Gashaw Arega: Every Challenge, Every Success, Every Child I Cared For Reminds Me – This Work Matters
Gashaw Arega, Pediatric Hematologist and Oncologist at Addis Ababa University, shared a post on LinkedIn:
“Eight Years of Service at AAU– A Reflection
Time has wings. Eight years feel both long and short—filled with patient stories, late-night research, teaching moments, and unforgettable journeys with colleagues and mentors.
I see a few gray hairs, tired mornings, and lessons etched into memory. And yet, every challenge, every success, every child I cared for reminds me: this work matters.
LinkedIn reminded me today that I have completed eight years of service at Addis Ababa University (AAU). This milestone offers an opportunity to reflect on a journey shaped by service, learning, research, collaboration, and purpose.
Over these years, I have been privileged to serve children and families through pediatric hematology and oncology care, primarily at Tikur Anbessa Specialized Hospital. My work extended beyond direct clinical care to include teaching medical students, residents, and fellows, contributing to service development, and participating in national efforts to strengthen childhood cancer care in Ethiopia. Each role reinforced the responsibility of academic medicine—to serve patients while building systems that endure.

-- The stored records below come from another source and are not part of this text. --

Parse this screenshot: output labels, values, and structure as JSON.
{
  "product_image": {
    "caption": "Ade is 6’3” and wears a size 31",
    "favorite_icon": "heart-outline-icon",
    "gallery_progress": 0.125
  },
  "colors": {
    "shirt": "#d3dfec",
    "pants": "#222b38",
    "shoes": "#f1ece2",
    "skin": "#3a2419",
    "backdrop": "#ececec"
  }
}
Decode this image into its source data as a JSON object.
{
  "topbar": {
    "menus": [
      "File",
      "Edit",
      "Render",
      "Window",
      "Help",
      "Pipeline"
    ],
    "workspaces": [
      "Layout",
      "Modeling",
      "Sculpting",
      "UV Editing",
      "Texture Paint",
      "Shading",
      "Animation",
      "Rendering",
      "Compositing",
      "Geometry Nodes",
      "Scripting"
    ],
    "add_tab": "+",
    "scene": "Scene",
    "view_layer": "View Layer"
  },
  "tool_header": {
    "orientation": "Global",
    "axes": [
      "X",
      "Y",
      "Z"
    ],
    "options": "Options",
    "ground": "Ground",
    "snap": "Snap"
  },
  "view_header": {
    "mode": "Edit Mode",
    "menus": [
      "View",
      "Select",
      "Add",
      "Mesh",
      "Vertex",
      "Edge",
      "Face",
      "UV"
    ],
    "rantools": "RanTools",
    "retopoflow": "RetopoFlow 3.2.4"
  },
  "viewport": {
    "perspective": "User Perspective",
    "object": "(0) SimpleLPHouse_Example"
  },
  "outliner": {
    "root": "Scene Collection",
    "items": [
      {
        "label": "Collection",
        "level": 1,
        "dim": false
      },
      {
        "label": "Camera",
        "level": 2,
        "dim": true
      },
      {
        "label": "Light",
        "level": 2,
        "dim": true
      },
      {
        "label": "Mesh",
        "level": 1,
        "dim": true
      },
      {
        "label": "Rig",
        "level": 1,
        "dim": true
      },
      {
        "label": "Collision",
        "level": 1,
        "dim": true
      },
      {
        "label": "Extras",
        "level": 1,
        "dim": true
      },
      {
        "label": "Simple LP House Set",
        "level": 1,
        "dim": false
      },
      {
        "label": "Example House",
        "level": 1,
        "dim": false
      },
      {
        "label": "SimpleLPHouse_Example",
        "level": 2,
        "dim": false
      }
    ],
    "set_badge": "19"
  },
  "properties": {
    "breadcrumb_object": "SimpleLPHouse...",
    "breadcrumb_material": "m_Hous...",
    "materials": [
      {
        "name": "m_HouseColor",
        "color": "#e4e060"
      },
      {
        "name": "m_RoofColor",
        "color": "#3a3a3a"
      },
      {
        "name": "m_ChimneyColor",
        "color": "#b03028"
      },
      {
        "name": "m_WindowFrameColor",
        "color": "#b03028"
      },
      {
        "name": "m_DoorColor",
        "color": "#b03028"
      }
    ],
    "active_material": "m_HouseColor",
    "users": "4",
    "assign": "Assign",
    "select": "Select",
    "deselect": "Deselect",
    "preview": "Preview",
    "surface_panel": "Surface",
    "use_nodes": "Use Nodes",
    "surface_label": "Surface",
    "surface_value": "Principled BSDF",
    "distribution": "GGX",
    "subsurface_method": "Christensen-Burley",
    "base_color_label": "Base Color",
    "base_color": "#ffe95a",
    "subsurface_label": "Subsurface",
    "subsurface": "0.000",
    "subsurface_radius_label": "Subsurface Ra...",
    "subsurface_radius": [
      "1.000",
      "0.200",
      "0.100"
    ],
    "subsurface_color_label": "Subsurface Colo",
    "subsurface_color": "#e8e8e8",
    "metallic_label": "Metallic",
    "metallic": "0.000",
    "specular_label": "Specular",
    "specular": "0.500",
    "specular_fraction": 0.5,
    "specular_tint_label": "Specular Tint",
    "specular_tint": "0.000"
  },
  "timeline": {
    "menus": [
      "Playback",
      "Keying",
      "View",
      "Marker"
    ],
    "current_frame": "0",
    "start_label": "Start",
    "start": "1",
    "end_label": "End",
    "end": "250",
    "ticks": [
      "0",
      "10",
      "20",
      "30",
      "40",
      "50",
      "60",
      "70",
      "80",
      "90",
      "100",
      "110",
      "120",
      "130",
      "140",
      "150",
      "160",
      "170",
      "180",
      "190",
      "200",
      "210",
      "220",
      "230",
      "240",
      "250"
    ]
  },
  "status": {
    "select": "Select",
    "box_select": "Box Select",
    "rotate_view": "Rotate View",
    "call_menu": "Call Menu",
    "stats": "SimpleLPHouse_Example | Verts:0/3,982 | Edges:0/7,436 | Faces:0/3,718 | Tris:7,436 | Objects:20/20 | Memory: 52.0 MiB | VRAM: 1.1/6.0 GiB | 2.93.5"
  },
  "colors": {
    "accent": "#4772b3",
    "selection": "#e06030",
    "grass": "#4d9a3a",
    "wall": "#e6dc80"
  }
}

The journey has been a profound learning experience. I learned that meaningful impact is rarely individual; it is built through multidisciplinary teamwork, mentorship, and shared vision. Working in a resource-limited setting taught me resilience, innovation, humility, and the importance of aligning clinical care with health-system realities. Mentorship—both given and received—proved as influential as any formal training.
Research has been a central pillar of my academic life. I contributed to and published peer-reviewed studies and case reports focusing on childhood cancers, disease patterns, treatment outcomes, diagnostic delays, and system gaps. These works were driven not by publication alone, but by the belief that local data should inform local practice and improve outcomes for children.
What I consider my greatest gains are not awards or titles, but trust—from patients and families, from colleagues, and from collaborators. I gained opportunities to work with inspiring national and international partners, to participate in capacity-building initiatives, and to contribute to the growing pediatric hematology-oncology community in Ethiopia.
Throughout this journey, certain questions consistently guided my thinking:
How can we reduce inequities in childhood cancer care?
How can research translate into real clinical impact?
How can Ethiopia build sustainable, multidisciplinary pediatric oncology services?
I am deeply grateful to Addis Ababa University and I also extend sincere appreciation to my mentors, colleagues, students, and collaborators whose dedication and integrity made this journey possible.
As I look forward, I do so with renewed commitment—to children, to science, to mentorship, and to strengthening systems that ensure no child is left behind.”